15. Protect the Confidentiality of CUI Using Secure Remote Access (3.13.15)
Derived Requirement: Organizations must ensure the confidentiality of CUI when it is accessed remotely by implementing secure remote access methods.
Key Focus:
- Use secure remote access tools such as VPNs or encrypted tunnels to protect CUI during remote access sessions.
- Ensure remote access is granted only to authorized users with strong authentication mechanisms, such as multi-factor authentication (MFA).
Example: Requiring all remote workers to use a VPN with multi-factor authentication to access the organization's network.
16. Route Remote Access Connections Through Managed Access Control Points (3.13.16)
Derived Requirement: All remote access connections to internal systems must pass through managed access control points, such as firewalls, VPN gateways, or other access control systems.
Key Focus:
- Ensure that remote access is filtered, monitored, and secured by routing all connections through centralized access control points that enforce security policies.
Example: Routing all VPN traffic through a central firewall for inspection and logging before it can access internal systems.
Importance of System and Communications Protection in Cybersecurity:
Prevents Data Leaks: Implementing cryptographic protections and controlling communications flow ensures that sensitive CUI is not exposed to unauthorized individuals, reducing the risk of data breaches.
Protects System Boundaries: By monitoring and controlling communications at system boundaries, organizations can protect against external threats, such as hackers or malware, that attempt to exploit network vulnerabilities.
Ensures Secure Data Transmission: Encrypting data in transit and at rest helps ensure that CUI is protected from interception, tampering, or unauthorized access as it moves across networks or is stored on systems.
Prevents Unauthorized Access: By controlling remote access, wireless access, and internal communications, organizations can prevent unauthorized users or devices from accessing systems that handle CUI.
Supports Compliance: System and communications protection controls help organizations comply with NIST 800-171 requirements and other regulations that mandate the protection of sensitive information from unauthorized access or disclosure.
Best Practices for System and Communications Protection:
Encrypt Data in Transit and at Rest: Always use encryption to protect CUI when it is transmitted over networks or stored on devices.

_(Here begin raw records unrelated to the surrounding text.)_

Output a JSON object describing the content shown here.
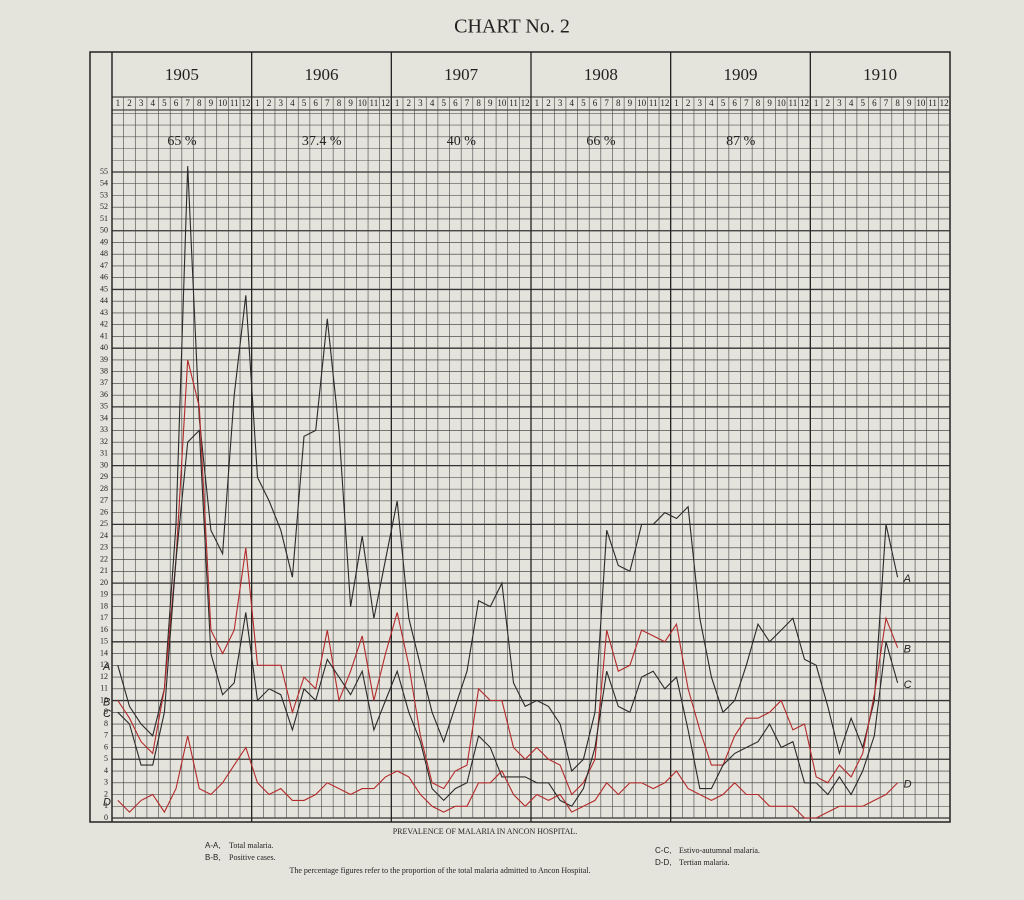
{
  "chart_data": {
    "type": "line",
    "title": "CHART No. 2",
    "subtitle": "PREVALENCE OF MALARIA IN ANCON HOSPITAL.",
    "note": "The percentage figures refer to the proportion of the total malaria admitted to Ancon Hospital.",
    "years": [
      "1905",
      "1906",
      "1907",
      "1908",
      "1909",
      "1910"
    ],
    "months": [
      "1",
      "2",
      "3",
      "4",
      "5",
      "6",
      "7",
      "8",
      "9",
      "10",
      "11",
      "12"
    ],
    "percentages": [
      "65 %",
      "37.4 %",
      "40 %",
      "66 %",
      "87 %"
    ],
    "ylim": [
      0,
      55
    ],
    "yticks": [
      0,
      1,
      2,
      3,
      4,
      5,
      6,
      7,
      8,
      9,
      10,
      11,
      12,
      13,
      14,
      15,
      16,
      17,
      18,
      19,
      20,
      21,
      22,
      23,
      24,
      25,
      26,
      27,
      28,
      29,
      30,
      31,
      32,
      33,
      34,
      35,
      36,
      37,
      38,
      39,
      40,
      41,
      42,
      43,
      44,
      45,
      46,
      47,
      48,
      49,
      50,
      51,
      52,
      53,
      54,
      55
    ],
    "grid": true,
    "series": [
      {
        "tag": "A",
        "key": "A-A,",
        "name": "Total malaria.",
        "color": "#2a2a2a",
        "values": [
          13,
          9.5,
          8,
          7,
          11,
          25,
          55.5,
          34,
          24.5,
          22.5,
          36,
          44.5,
          29,
          27,
          24.5,
          20.5,
          32.5,
          33,
          42.5,
          33,
          18,
          24,
          17,
          22,
          27,
          17,
          13,
          9,
          6.5,
          9.5,
          12.5,
          18.5,
          18,
          20,
          11.5,
          9.5,
          10,
          9.5,
          8,
          4,
          5,
          9,
          24.5,
          21.5,
          21,
          25,
          25,
          26,
          25.5,
          26.5,
          17,
          12,
          9,
          10,
          13,
          16.5,
          15,
          16,
          17,
          13.5,
          13,
          9.5,
          5.5,
          8.5,
          6,
          10,
          25,
          20.5
        ]
      },
      {
        "tag": "B",
        "key": "B-B,",
        "name": "Positive cases.",
        "color": "#b32a2a",
        "values": [
          10,
          8.5,
          6.5,
          5.5,
          11,
          22,
          39,
          35,
          16,
          14,
          16,
          23,
          13,
          13,
          13,
          9,
          12,
          11,
          16,
          10,
          12.5,
          15.5,
          10,
          14,
          17.5,
          13,
          7,
          3,
          2.5,
          4,
          4.5,
          11,
          10,
          10,
          6,
          5,
          6,
          5,
          4.5,
          2,
          3,
          5,
          16,
          12.5,
          13,
          16,
          15.5,
          15,
          16.5,
          11,
          7.5,
          4.5,
          4.5,
          7,
          8.5,
          8.5,
          9,
          10,
          7.5,
          8,
          3.5,
          3,
          4.5,
          3.5,
          5.5,
          10.5,
          17,
          14.5
        ]
      },
      {
        "tag": "C",
        "key": "C-C,",
        "name": "Estivo-autumnal malaria.",
        "color": "#2a2a2a",
        "values": [
          9,
          8,
          4.5,
          4.5,
          9,
          22,
          32,
          33,
          14,
          10.5,
          11.5,
          17.5,
          10,
          11,
          10.5,
          7.5,
          11,
          10,
          13.5,
          12,
          10.5,
          12.5,
          7.5,
          10,
          12.5,
          9,
          6.5,
          2.5,
          1.5,
          2.5,
          3,
          7,
          6,
          3.5,
          3.5,
          3.5,
          3,
          3,
          1.5,
          1,
          2.5,
          6,
          12.5,
          9.5,
          9,
          12,
          12.5,
          11,
          12,
          7.5,
          2.5,
          2.5,
          4.5,
          5.5,
          6,
          6.5,
          8,
          6,
          6.5,
          3,
          3,
          2,
          3.5,
          2,
          4,
          7,
          15,
          11.5
        ]
      },
      {
        "tag": "D",
        "key": "D-D,",
        "name": "Tertian malaria.",
        "color": "#b32a2a",
        "values": [
          1.5,
          0.5,
          1.5,
          2,
          0.5,
          2.5,
          7,
          2.5,
          2,
          3,
          4.5,
          6,
          3,
          2,
          2.5,
          1.5,
          1.5,
          2,
          3,
          2.5,
          2,
          2.5,
          2.5,
          3.5,
          4,
          3.5,
          2,
          1,
          0.5,
          1,
          1,
          3,
          3,
          4,
          2,
          1,
          2,
          1.5,
          2,
          0.5,
          1,
          1.5,
          3,
          2,
          3,
          3,
          2.5,
          3,
          4,
          2.5,
          2,
          1.5,
          2,
          3,
          2,
          2,
          1,
          1,
          1,
          0,
          0,
          0.5,
          1,
          1,
          1,
          1.5,
          2,
          3
        ]
      }
    ]
  }
}
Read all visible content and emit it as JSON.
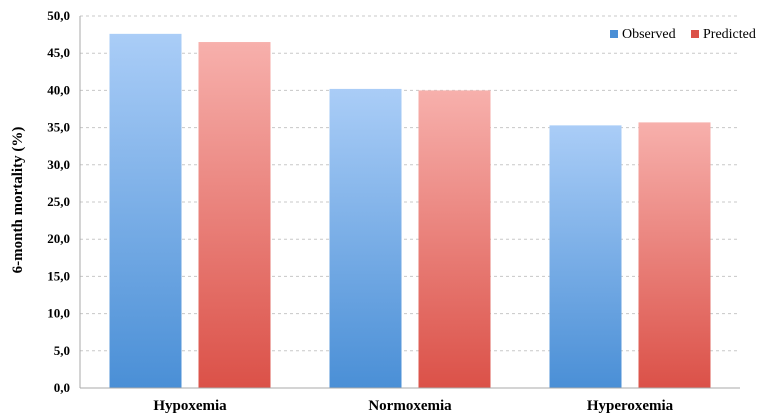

Ensure that encryption methods meet federal standards, such as FIPS 140-2.
Use Firewalls and IDS/IPS: Deploy firewalls and intrusion detection/prevention systems to monitor and control traffic at system boundaries, ensuring that only authorized traffic is allowed.
Segment Networks: Implement network segmentation to isolate sensitive systems from publicly accessible or less secure systems, reducing the attack surface.
Secure Remote Access: Use VPNs, MFA, and strong encryption for remote access to ensure that only authorized users can access systems handling CUI.
Implement DNS Filtering: Use DNS filtering to block access to known malicious domains and prevent users from accidentally visiting sites that could compromise system security.
Control Wireless Access: Use strong encryption protocols (e.g., WPA2 or WPA3) for wireless networks and ensure that wireless access is limited to authorized users.
Manage Cryptographic Keys Securely: Implement key management solutions to protect cryptographic keys from unauthorized access, ensuring that they are stored securely and rotated regularly.
Summary:
The System and Communications Protection family in NIST 800-171 Rev 2 is critical for ensuring the security of communications and protecting Controlled Unclassified Information (CUI) as it moves through an organization’s systems and networks. By implementing controls such as encryption, firewalls, network segmentation, and secure remote access, organizations can safeguard the confidentiality and integrity of CUI, prevent unauthorized access, and comply with regulatory requirements. Proper system and communications protection is essential for maintaining a strong and resilient cybersecurity posture.